In case voting rights would be used, the Board of Directors of the Company would delegate the voting right by virtue of a power of attorney to either a legal external advisor which exercises voting rights on their behalf for all annual general meetings and extraordinary general meetings (if any), for each of the Funds covered by the power of attorney which has a holding entitled for a voting process. However, the Board retains the right to either instruct the proxy holders on how to vote or to vote themselves.

The Company will maintain copies of proxies voted it includes for example copies of general meeting invitations, number of shares voted, communications received, and internal documents created that were material to the voting decision.

6. Conflicts of Interests

Threestones shall exercise voting rights for and on behalf of its investors with the sole view of preserving the interest of its investors.

Conflicts of Interests may arise when the Company, or one of its employees, has an interest in a company that is distinct from the interests of the clients and/or investors in the Funds.

To prevent, detect and avoid the occurrence of conflicts of interests, Threestones shall duly apply the principles held in its Conflicts of Interests Policy, if any, and which shall be compliant with the legal and regulatory framework applicable to the Company. Any employee of the company is expected to try and detect any situation potentially giving rise to a Conflict of Interest and is firmly invited to report any such conflicting situation to the Senior Management as well as the Compliance Officer of the Company.
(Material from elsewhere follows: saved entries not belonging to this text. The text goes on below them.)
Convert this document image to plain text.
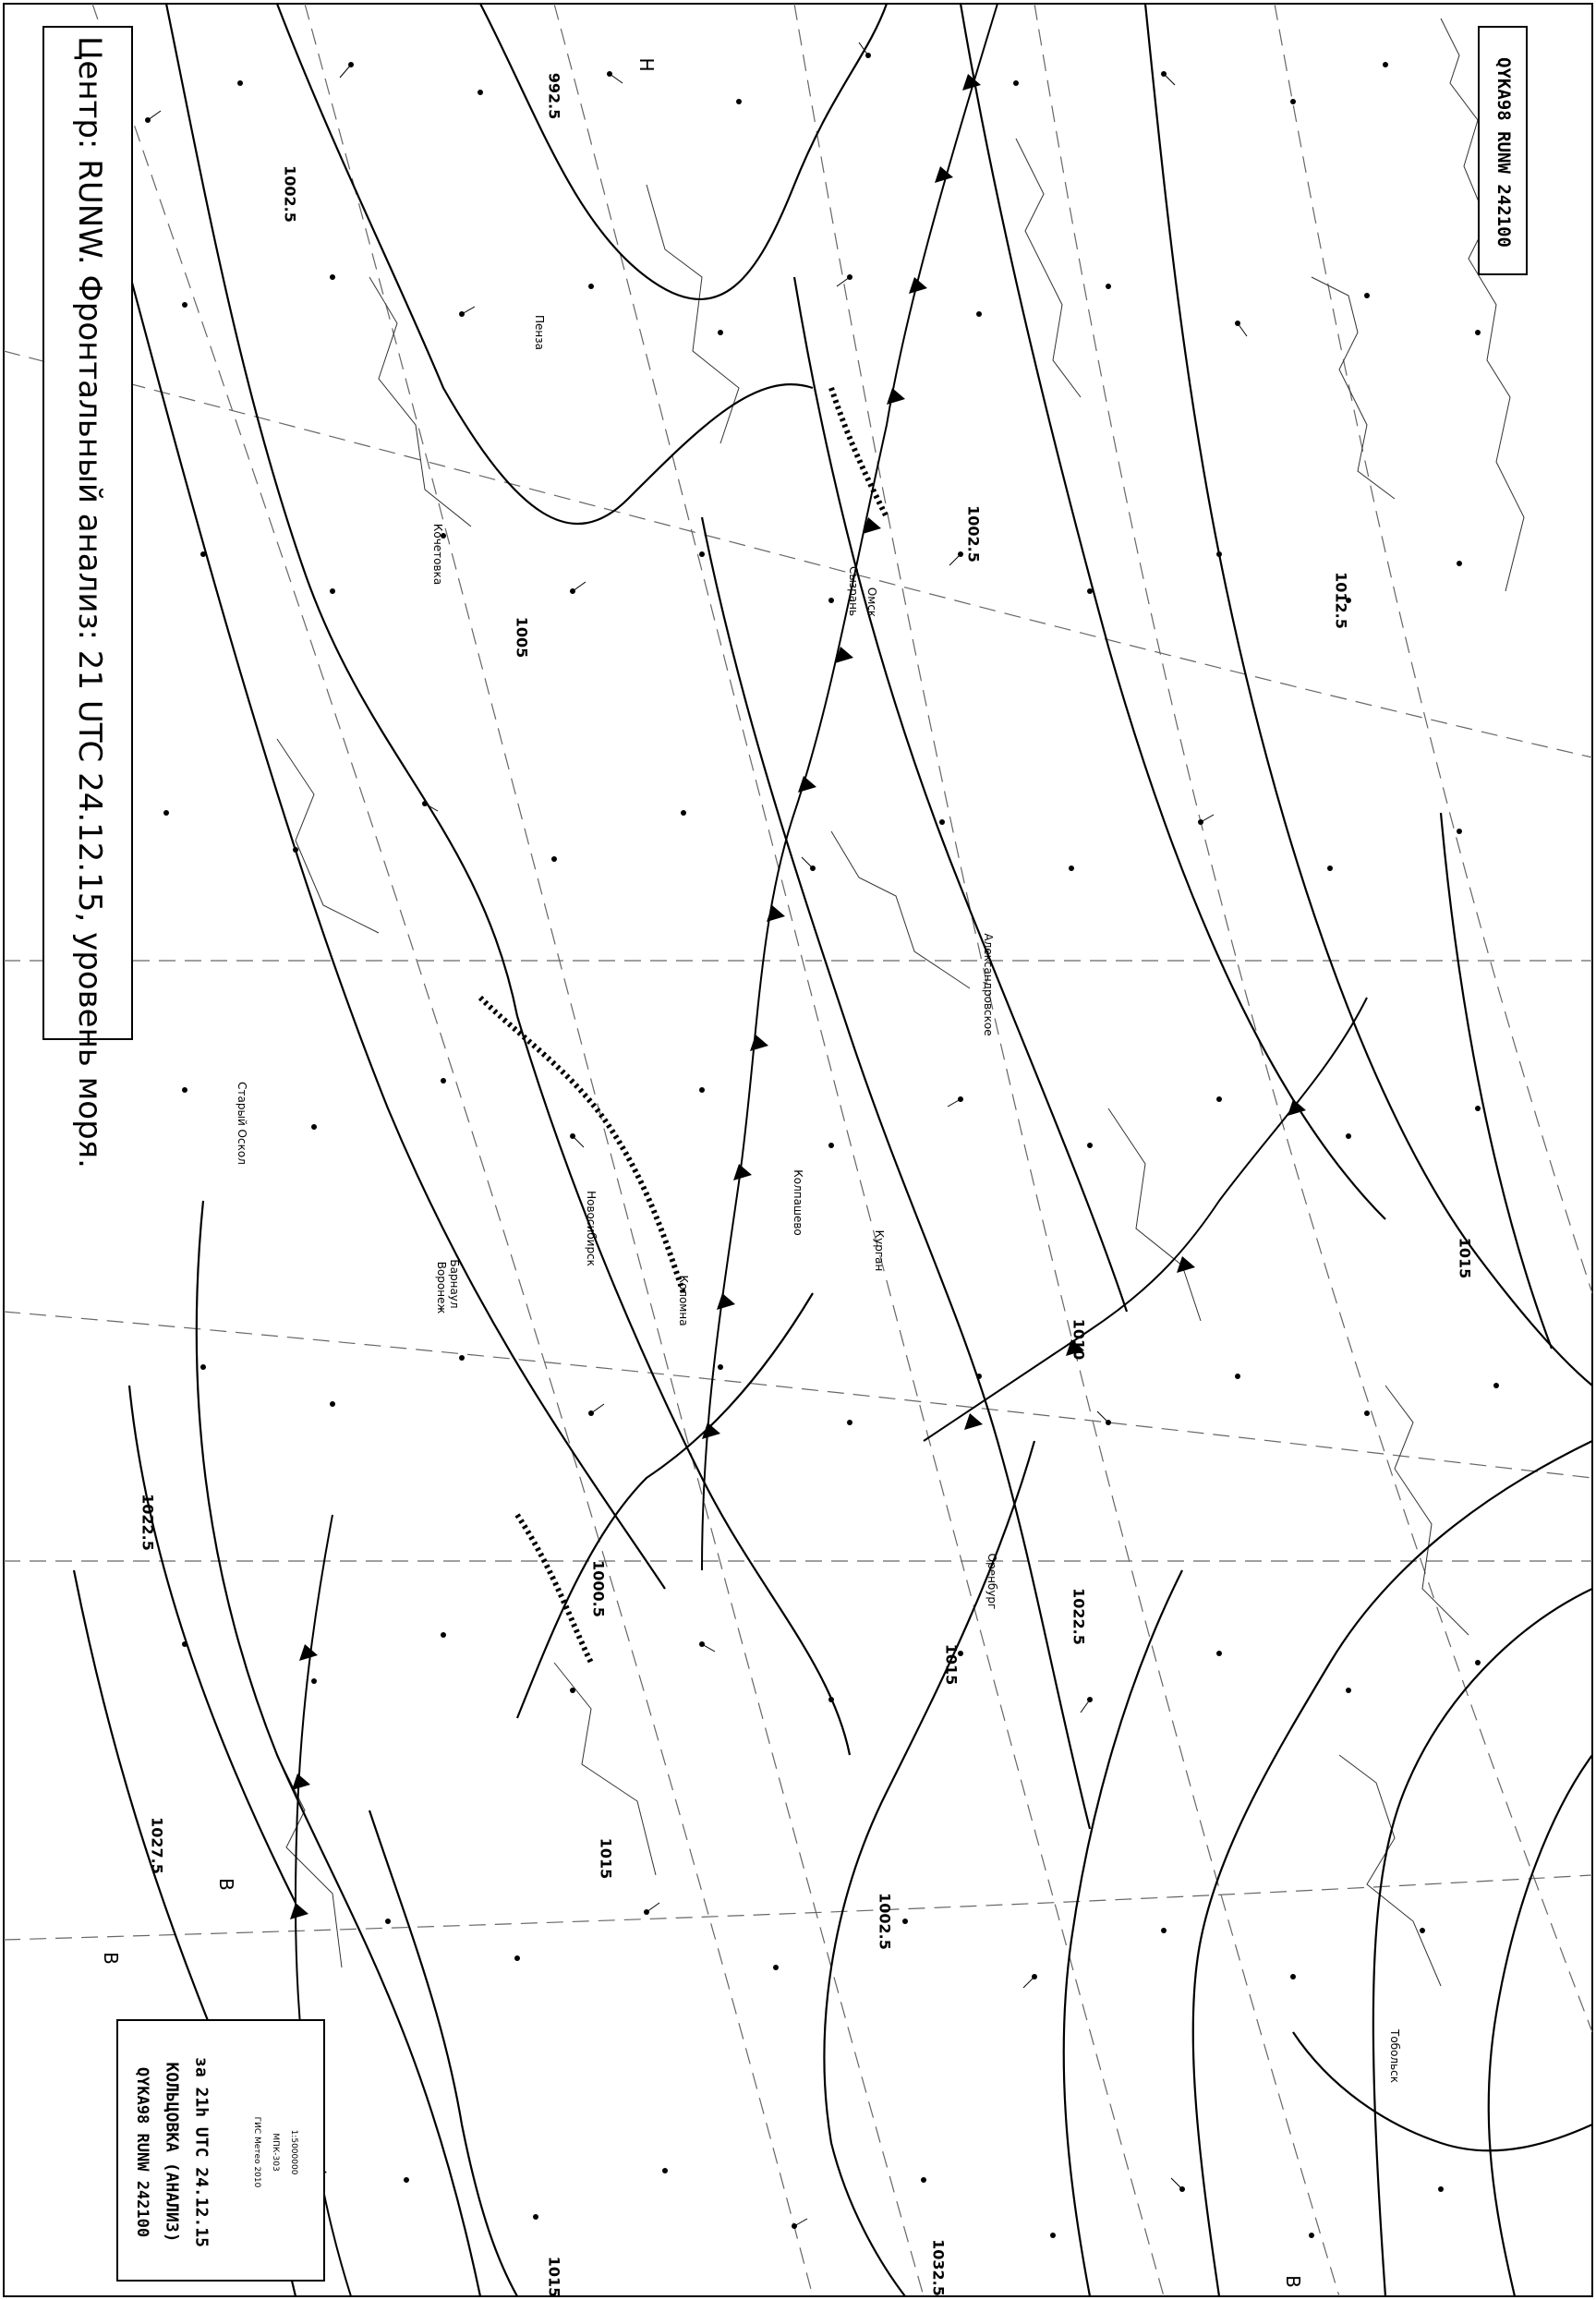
Н
В
В
В
992.5
1002.5
1002.5
1005
1000.5
1012.5
1015
1010
1022.5
1015
1022.5
1027.5	1015
1032.5
1015
1002.5
Старый Оскол
Кочетовка
Коломна
Воронеж
Пенза
Сызрань
Оренбург
Курган
Новосибирск	Колпашево
Александровское
Барнаул
Омск
Тобольск
Центр: RUNW. Фронтальный анализ: 21 UTC 24.12.15, уровень моря.	QYKA98 RUNW 242100
QYKA98 RUNW 242100 КОЛЬЦОВКА (АНАЛИЗ) за 21h UTC 24.12.15	ГИС Метео 2010 МПК-303 1:5000000
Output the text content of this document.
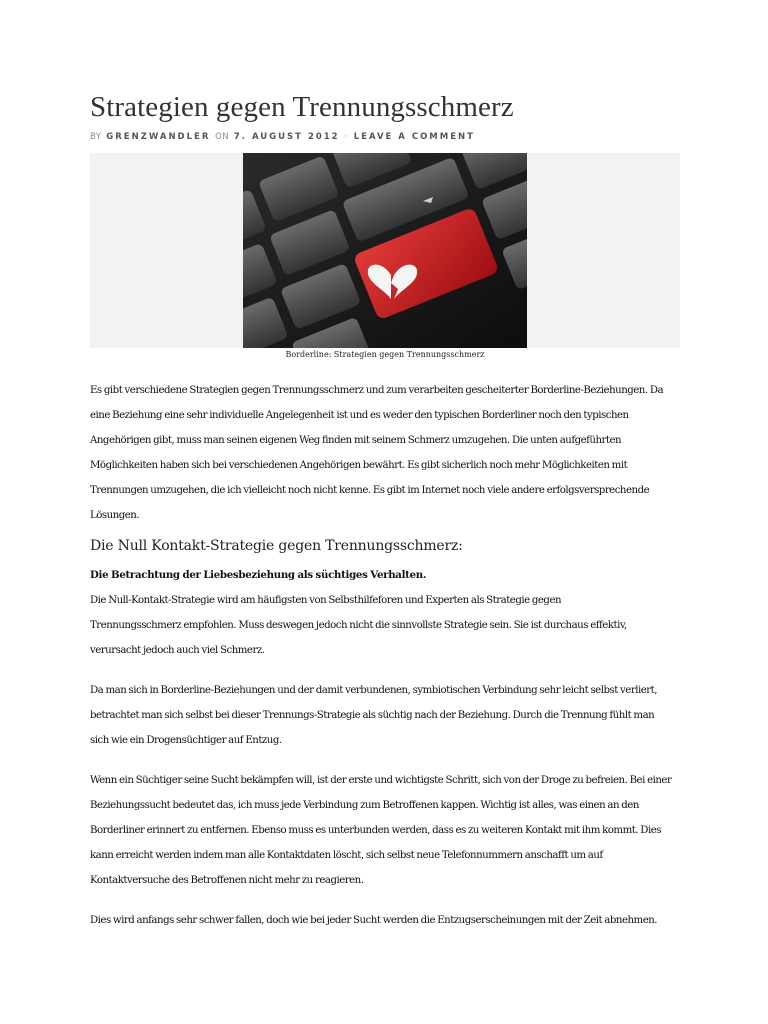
Strategien gegen Trennungsschmerz
BY GRENZWANDLER ON 7. AUGUST 2012 · LEAVE A COMMENT
Borderline: Strategien gegen Trennungsschmerz
Es gibt verschiedene Strategien gegen Trennungsschmerz und zum verarbeiten gescheiterter Borderline-Beziehungen. Da
eine Beziehung eine sehr individuelle Angelegenheit ist und es weder den typischen Borderliner noch den typischen
Angehörigen gibt, muss man seinen eigenen Weg finden mit seinem Schmerz umzugehen. Die unten aufgeführten
Möglichkeiten haben sich bei verschiedenen Angehörigen bewährt. Es gibt sicherlich noch mehr Möglichkeiten mit
Trennungen umzugehen, die ich vielleicht noch nicht kenne. Es gibt im Internet noch viele andere erfolgsversprechende
Lösungen.
Die Null Kontakt-Strategie gegen Trennungsschmerz:
Die Betrachtung der Liebesbeziehung als süchtiges Verhalten.
Die Null-Kontakt-Strategie wird am häufigsten von Selbsthilfeforen und Experten als Strategie gegen
Trennungsschmerz empfohlen. Muss deswegen jedoch nicht die sinnvollste Strategie sein. Sie ist durchaus effektiv,
verursacht jedoch auch viel Schmerz.
Da man sich in Borderline-Beziehungen und der damit verbundenen, symbiotischen Verbindung sehr leicht selbst verliert,
betrachtet man sich selbst bei dieser Trennungs-Strategie als süchtig nach der Beziehung. Durch die Trennung fühlt man
sich wie ein Drogensüchtiger auf Entzug.
Wenn ein Süchtiger seine Sucht bekämpfen will, ist der erste und wichtigste Schritt, sich von der Droge zu befreien. Bei einer
Beziehungssucht bedeutet das, ich muss jede Verbindung zum Betroffenen kappen. Wichtig ist alles, was einen an den
Borderliner erinnert zu entfernen. Ebenso muss es unterbunden werden, dass es zu weiteren Kontakt mit ihm kommt. Dies
kann erreicht werden indem man alle Kontaktdaten löscht, sich selbst neue Telefonnummern anschafft um auf
Kontaktversuche des Betroffenen nicht mehr zu reagieren.
Dies wird anfangs sehr schwer fallen, doch wie bei jeder Sucht werden die Entzugserscheinungen mit der Zeit abnehmen.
All situations representing Conflict of Interest in respect of voting rights shall be handled in accordance with this policy, the Conflicts of Interests Policy, if any and any other internal policy or instruction related to the handling of such conflicts, including restrictions set out in the Personal Transactions and Market Abuse policy.

Any employee of Threestones Capital Management is expected to declare any personal director position and is subject to resignation from any director position that would trigger a Conflict of Interest. For the avoidance of Conflicts of Interests, the interests of the investors are aligned, and the voting rights are exercised in a coordinated manner with the Funds. Any exception shall be justified only by the interests of the Funds and their investors.

7. Ongoing monitoring and distribution

The proxy voting process shall be periodically reviewed by the Senior Management and the Compliance Officer of the Company to ascertain that voting rights are exercised in the best interests of the clients, i.e. the Funds and the investors.

The Company shall make available appropriate information on this policy and on any material changes to it to the Funds and their investors, free of charge and on their request. Details of steps taken based on this Policy shall be freely available to investors at their request or on the website of the Company.

8. Review of the policy

The present policy is subject to a periodic review, at least annually, by the senior management of the company. Any substantial change to the guidelines within the policy will be duly reviewed and approved by the Board.

Where no update is required, the policy will be applied consistently over time.